Anyway. The birthday party. In your first year of school, no one’s had enough time to form an opinion of you. So you get invited to all of them.

The first party I was invited to had a temporary pool set up in the garden and free flow cherry coke. This was the 90s and you couldn’t get more atas than coke in flavours other than coke. The birthday girl, D, made me her ‘official best friend’ throughout primary school, but for the life of me I don’t know why. It was a one-sided affection. On my end. That was probably why. She and her older sister would later molest me in an episode so brutal, that I would harbour the sense that women always betray and attack other women for a long time. But that story is for another post.

For now though, forget I wrote that. It was a party. And our classmates were sprawled everywhere, laughing, screaming, being happy. And I wanted to be laughing and screaming too. At some point, we decided to have a talent show contest on the driveway for the adults. My turn came and I was given the hairbrush we’d been using for a microphone. Then, the adults waited. My new friends waited, and started losing interest. I waited, observing everyone’s general happiness, and started feeling unsure. I had been so excited to show everyone my ‘special’ talent, but seeing everyone happy, it dawned on me that my talent would be unappreciated.

I was going to sing, but it wasn’t the singing that was the talent. Rather, I wanted to showcase the curious fact that whenever I sing a song I’ve made up, I naturally start to tear up and cry. This came in handy later in life in the odd school play when a part called for weeping. I’d just hum something original under my breath (it only ever works if its an original composition). But at that age, faced with other children, wanting deeply to be liked, but also deriving pleasure from inducing my own tears, I was unsure if anyone would see the capacity to be emotional as a gift.

I can only explain that intense desire to show people grief as a self-correcting mechanism.

For as long as I can remember, I have been distrustful of environments that aren’t ‘balanced’. A place that’s happy needs sadness.
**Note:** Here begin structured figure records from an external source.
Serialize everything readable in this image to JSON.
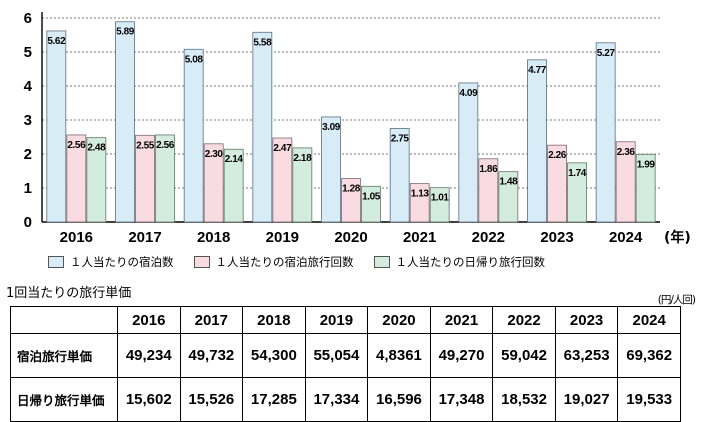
{
  "chart_data": {
    "type": "bar",
    "categories": [
      "2016",
      "2017",
      "2018",
      "2019",
      "2020",
      "2021",
      "2022",
      "2023",
      "2024"
    ],
    "x_unit": "(年)",
    "ylim": [
      0,
      6
    ],
    "yticks": [
      "0",
      "1",
      "2",
      "3",
      "4",
      "5",
      "6"
    ],
    "grid": "horizontal-dashed",
    "legend_position": "bottom",
    "series": [
      {
        "name": "１人当たりの宿泊数",
        "color": "#d8ecf8",
        "values": [
          5.62,
          5.89,
          5.08,
          5.58,
          3.09,
          2.75,
          4.09,
          4.77,
          5.27
        ],
        "labels": [
          "5.62",
          "5.89",
          "5.08",
          "5.58",
          "3.09",
          "2.75",
          "4.09",
          "4.77",
          "5.27"
        ]
      },
      {
        "name": "１人当たりの宿泊旅行回数",
        "color": "#f8dce2",
        "values": [
          2.56,
          2.55,
          2.3,
          2.47,
          1.28,
          1.13,
          1.86,
          2.26,
          2.36
        ],
        "labels": [
          "2.56",
          "2.55",
          "2.30",
          "2.47",
          "1.28",
          "1.13",
          "1.86",
          "2.26",
          "2.36"
        ]
      },
      {
        "name": "１人当たりの日帰り旅行回数",
        "color": "#d4ecde",
        "values": [
          2.48,
          2.56,
          2.14,
          2.18,
          1.05,
          1.01,
          1.48,
          1.74,
          1.99
        ],
        "labels": [
          "2.48",
          "2.56",
          "2.14",
          "2.18",
          "1.05",
          "1.01",
          "1.48",
          "1.74",
          "1.99"
        ]
      }
    ]
  },
  "table": {
    "title": "1回当たりの旅行単価",
    "unit": "(円/人回)",
    "years": [
      "2016",
      "2017",
      "2018",
      "2019",
      "2020",
      "2021",
      "2022",
      "2023",
      "2024"
    ],
    "rows": [
      {
        "label": "宿泊旅行単価",
        "values": [
          "49,234",
          "49,732",
          "54,300",
          "55,054",
          "4,8361",
          "49,270",
          "59,042",
          "63,253",
          "69,362"
        ]
      },
      {
        "label": "日帰り旅行単価",
        "values": [
          "15,602",
          "15,526",
          "17,285",
          "17,334",
          "16,596",
          "17,348",
          "18,532",
          "19,027",
          "19,533"
        ]
      }
    ]
  }
}
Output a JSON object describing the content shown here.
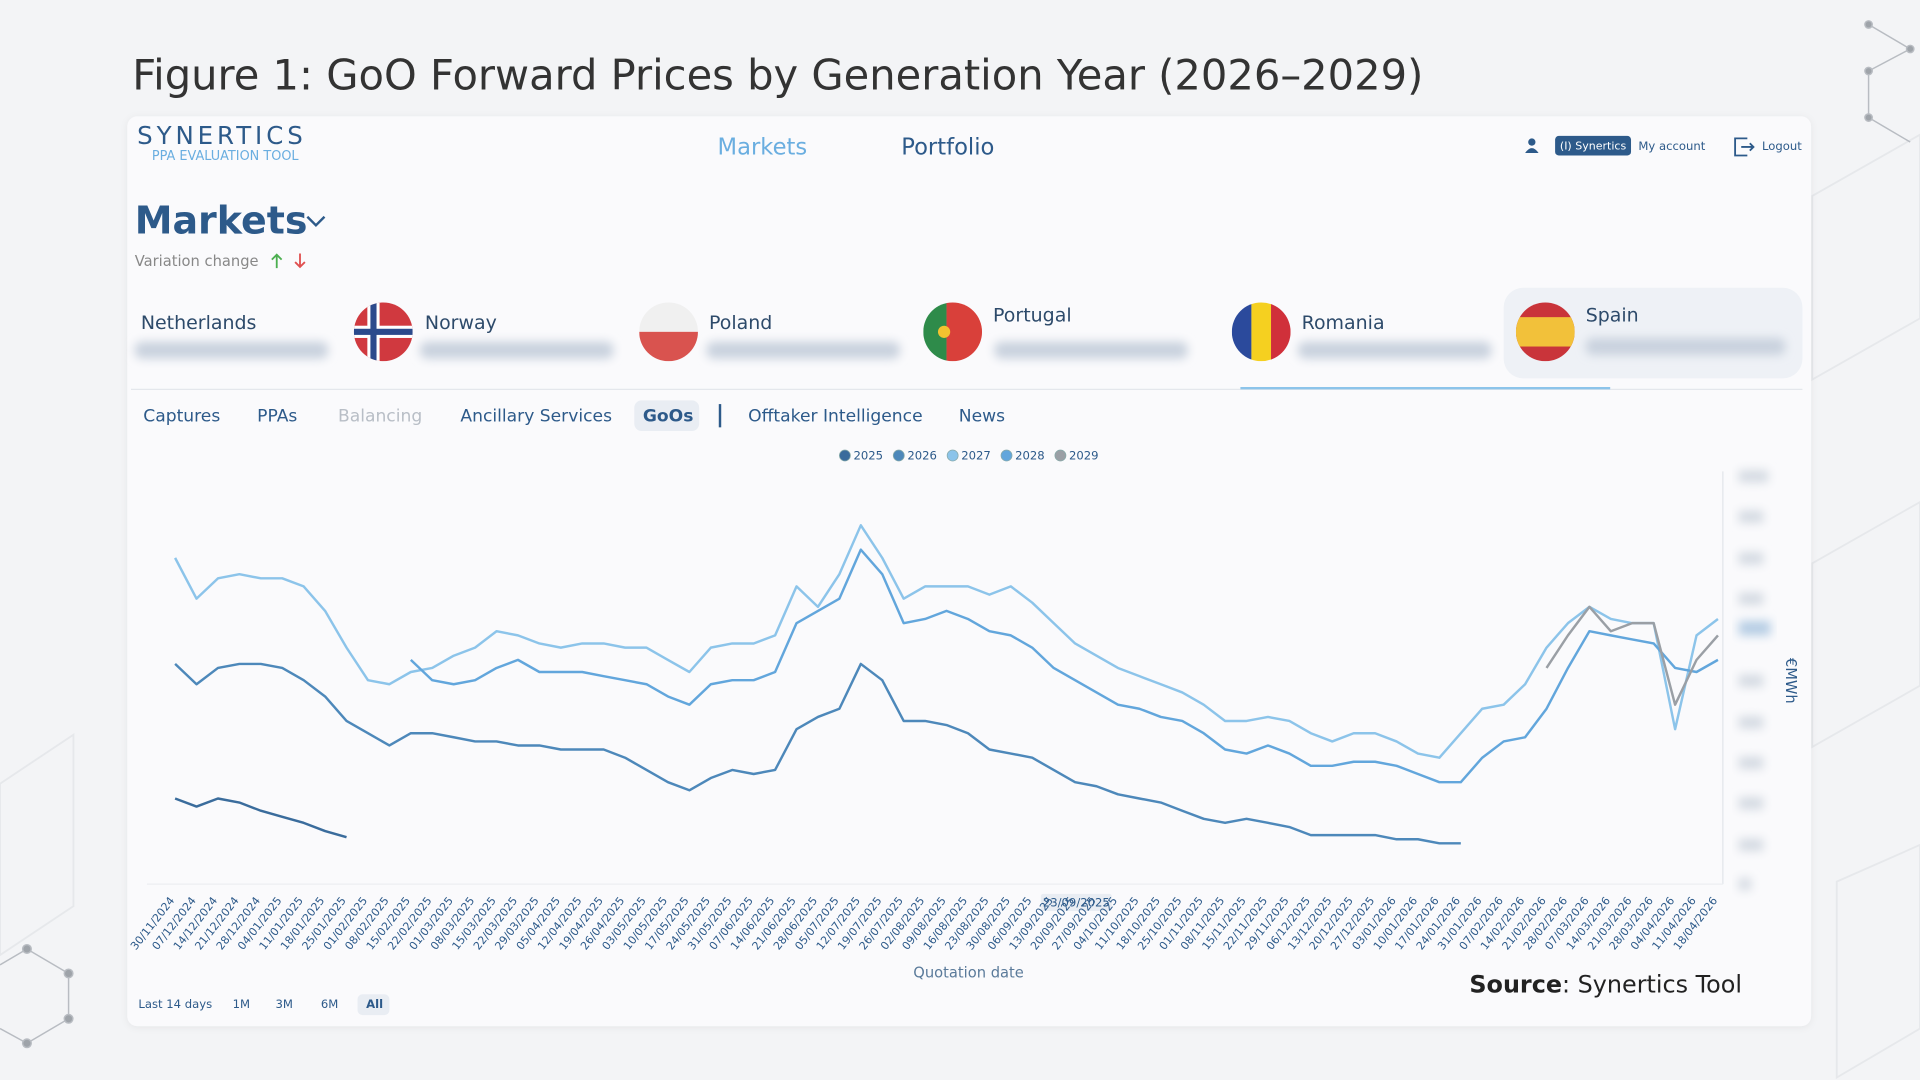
{
  "figure_title": "Figure 1: GoO Forward Prices by Generation Year (2026–2029)",
  "header": {
    "logo": "SYNERTICS",
    "logo_subtitle": "PPA EVALUATION TOOL",
    "nav": [
      "Markets",
      "Portfolio"
    ],
    "account_badge": "(I) Synertics",
    "my_account": "My account",
    "logout": "Logout"
  },
  "page": {
    "heading": "Markets",
    "variation_change": "Variation change",
    "countries": [
      "Netherlands",
      "Norway",
      "Poland",
      "Portugal",
      "Romania",
      "Spain"
    ],
    "tabs": [
      "Captures",
      "PPAs",
      "Balancing",
      "Ancillary Services",
      "GoOs",
      "Offtaker Intelligence",
      "News"
    ],
    "ranges": [
      "Last 14 days",
      "1M",
      "3M",
      "6M",
      "All"
    ]
  },
  "chart_data": {
    "type": "line",
    "x_label": "Quotation date",
    "y_label": "€MWh",
    "hover_label": "23/09/2025",
    "legend": "top",
    "categories": [
      "30/11/2024",
      "07/12/2024",
      "14/12/2024",
      "21/12/2024",
      "28/12/2024",
      "04/01/2025",
      "11/01/2025",
      "18/01/2025",
      "25/01/2025",
      "01/02/2025",
      "08/02/2025",
      "15/02/2025",
      "22/02/2025",
      "01/03/2025",
      "08/03/2025",
      "15/03/2025",
      "22/03/2025",
      "29/03/2025",
      "05/04/2025",
      "12/04/2025",
      "19/04/2025",
      "26/04/2025",
      "03/05/2025",
      "10/05/2025",
      "17/05/2025",
      "24/05/2025",
      "31/05/2025",
      "07/06/2025",
      "14/06/2025",
      "21/06/2025",
      "28/06/2025",
      "05/07/2025",
      "12/07/2025",
      "19/07/2025",
      "26/07/2025",
      "02/08/2025",
      "09/08/2025",
      "16/08/2025",
      "23/08/2025",
      "30/08/2025",
      "06/09/2025",
      "13/09/2025",
      "20/09/2025",
      "27/09/2025",
      "04/10/2025",
      "11/10/2025",
      "18/10/2025",
      "25/10/2025",
      "01/11/2025",
      "08/11/2025",
      "15/11/2025",
      "22/11/2025",
      "29/11/2025",
      "06/12/2025",
      "13/12/2025",
      "20/12/2025",
      "27/12/2025",
      "03/01/2026",
      "10/01/2026",
      "17/01/2026",
      "24/01/2026",
      "31/01/2026",
      "07/02/2026",
      "14/02/2026",
      "21/02/2026",
      "28/02/2026",
      "07/03/2026",
      "14/03/2026",
      "21/03/2026",
      "28/03/2026",
      "04/04/2026",
      "11/04/2026",
      "18/04/2026"
    ],
    "ylim": [
      0,
      10
    ],
    "series": [
      {
        "name": "2025",
        "color": "#3a6c9c",
        "values": [
          2.1,
          1.9,
          2.1,
          2.0,
          1.8,
          1.65,
          1.5,
          1.3,
          1.15,
          null,
          null,
          null,
          null,
          null,
          null,
          null,
          null,
          null,
          null,
          null,
          null,
          null,
          null,
          null,
          null,
          null,
          null,
          null,
          null,
          null,
          null,
          null,
          null,
          null,
          null,
          null,
          null,
          null,
          null,
          null,
          null,
          null,
          null,
          null,
          null,
          null,
          null,
          null,
          null,
          null,
          null,
          null,
          null,
          null,
          null,
          null,
          null,
          null,
          null,
          null,
          null,
          null,
          null,
          null,
          null,
          null,
          null,
          null,
          null,
          null,
          null,
          null,
          null
        ]
      },
      {
        "name": "2026",
        "color": "#4d88ba",
        "values": [
          5.4,
          4.9,
          5.3,
          5.4,
          5.4,
          5.3,
          5.0,
          4.6,
          4.0,
          3.7,
          3.4,
          3.7,
          3.7,
          3.6,
          3.5,
          3.5,
          3.4,
          3.4,
          3.3,
          3.3,
          3.3,
          3.1,
          2.8,
          2.5,
          2.3,
          2.6,
          2.8,
          2.7,
          2.8,
          3.8,
          4.1,
          4.3,
          5.4,
          5.0,
          4.0,
          4.0,
          3.9,
          3.7,
          3.3,
          3.2,
          3.1,
          2.8,
          2.5,
          2.4,
          2.2,
          2.1,
          2.0,
          1.8,
          1.6,
          1.5,
          1.6,
          1.5,
          1.4,
          1.2,
          1.2,
          1.2,
          1.2,
          1.1,
          1.1,
          1.0,
          1.0,
          null,
          null,
          null,
          null,
          null,
          null,
          null,
          null,
          null,
          null,
          null,
          null
        ]
      },
      {
        "name": "2027",
        "color": "#8cc4ea",
        "values": [
          8.0,
          7.0,
          7.5,
          7.6,
          7.5,
          7.5,
          7.3,
          6.7,
          5.8,
          5.0,
          4.9,
          5.2,
          5.3,
          5.6,
          5.8,
          6.2,
          6.1,
          5.9,
          5.8,
          5.9,
          5.9,
          5.8,
          5.8,
          5.5,
          5.2,
          5.8,
          5.9,
          5.9,
          6.1,
          7.3,
          6.8,
          7.6,
          8.8,
          8.0,
          7.0,
          7.3,
          7.3,
          7.3,
          7.1,
          7.3,
          6.9,
          6.4,
          5.9,
          5.6,
          5.3,
          5.1,
          4.9,
          4.7,
          4.4,
          4.0,
          4.0,
          4.1,
          4.0,
          3.7,
          3.5,
          3.7,
          3.7,
          3.5,
          3.2,
          3.1,
          3.7,
          4.3,
          4.4,
          4.9,
          5.8,
          6.4,
          6.8,
          6.5,
          6.4,
          6.4,
          3.8,
          6.1,
          6.5
        ]
      },
      {
        "name": "2028",
        "color": "#62a6dc",
        "values": [
          null,
          null,
          null,
          null,
          null,
          null,
          null,
          null,
          null,
          null,
          null,
          5.5,
          5.0,
          4.9,
          5.0,
          5.3,
          5.5,
          5.2,
          5.2,
          5.2,
          5.1,
          5.0,
          4.9,
          4.6,
          4.4,
          4.9,
          5.0,
          5.0,
          5.2,
          6.4,
          6.7,
          7.0,
          8.2,
          7.6,
          6.4,
          6.5,
          6.7,
          6.5,
          6.2,
          6.1,
          5.8,
          5.3,
          5.0,
          4.7,
          4.4,
          4.3,
          4.1,
          4.0,
          3.7,
          3.3,
          3.2,
          3.4,
          3.2,
          2.9,
          2.9,
          3.0,
          3.0,
          2.9,
          2.7,
          2.5,
          2.5,
          3.1,
          3.5,
          3.6,
          4.3,
          5.3,
          6.2,
          6.1,
          6.0,
          5.9,
          5.3,
          5.2,
          5.5
        ]
      },
      {
        "name": "2029",
        "color": "#9a9fa5",
        "values": [
          null,
          null,
          null,
          null,
          null,
          null,
          null,
          null,
          null,
          null,
          null,
          null,
          null,
          null,
          null,
          null,
          null,
          null,
          null,
          null,
          null,
          null,
          null,
          null,
          null,
          null,
          null,
          null,
          null,
          null,
          null,
          null,
          null,
          null,
          null,
          null,
          null,
          null,
          null,
          null,
          null,
          null,
          null,
          null,
          null,
          null,
          null,
          null,
          null,
          null,
          null,
          null,
          null,
          null,
          null,
          null,
          null,
          null,
          null,
          null,
          null,
          null,
          null,
          null,
          5.3,
          6.1,
          6.8,
          6.2,
          6.4,
          6.4,
          4.4,
          5.5,
          6.1
        ]
      }
    ]
  },
  "source": {
    "label": "Source",
    "text": ": Synertics Tool"
  }
}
So parties need tears. Funerals, laughter. Churches, questions. Schools, freedom. You get the point. Something in me felt – feels – like pulling in the other direction.

Long story short, seven-year-old me solved the problem by telling everyone that I would sing with my back to them. And mind you, this was way before Sia did it.

I faced the neighbours yard, sang a song I had made up about D’s dog, and let my tears flow to my heart’s content. I forgot I would have to turn around again when I was finished, and when I did the adults were understandably shocked and concerned. Had I hurt myself? Was someone mean to me and had I been upset by that? How could they solve the problem?

But to me there never was a problem. There was nothing wrong with desiring the negative space sometimes. The place where tears came from.

Gradually I stopped being invited to parties altogether. I cried too often, consistently, and seemingly without reason. Including at my own birthday party. My father was furious.

Funnily enough, it was the revelation of my father’s struggles with depression that made it okay for me to finally seek help as an adult. But that’s also a story for another post.

There are two texts about the Singapore childhood birthday experience (for lack of better term… I’ll come up with one later) to my knowledge. One, I highly recommend, is the short story “His Birthday Present” by Alfian Sa’at from Malay Sketches (Ethos Books, 2012). The other is found in the novel Let’s Give It Up For Gimme Lao (Epigram Books, 2016).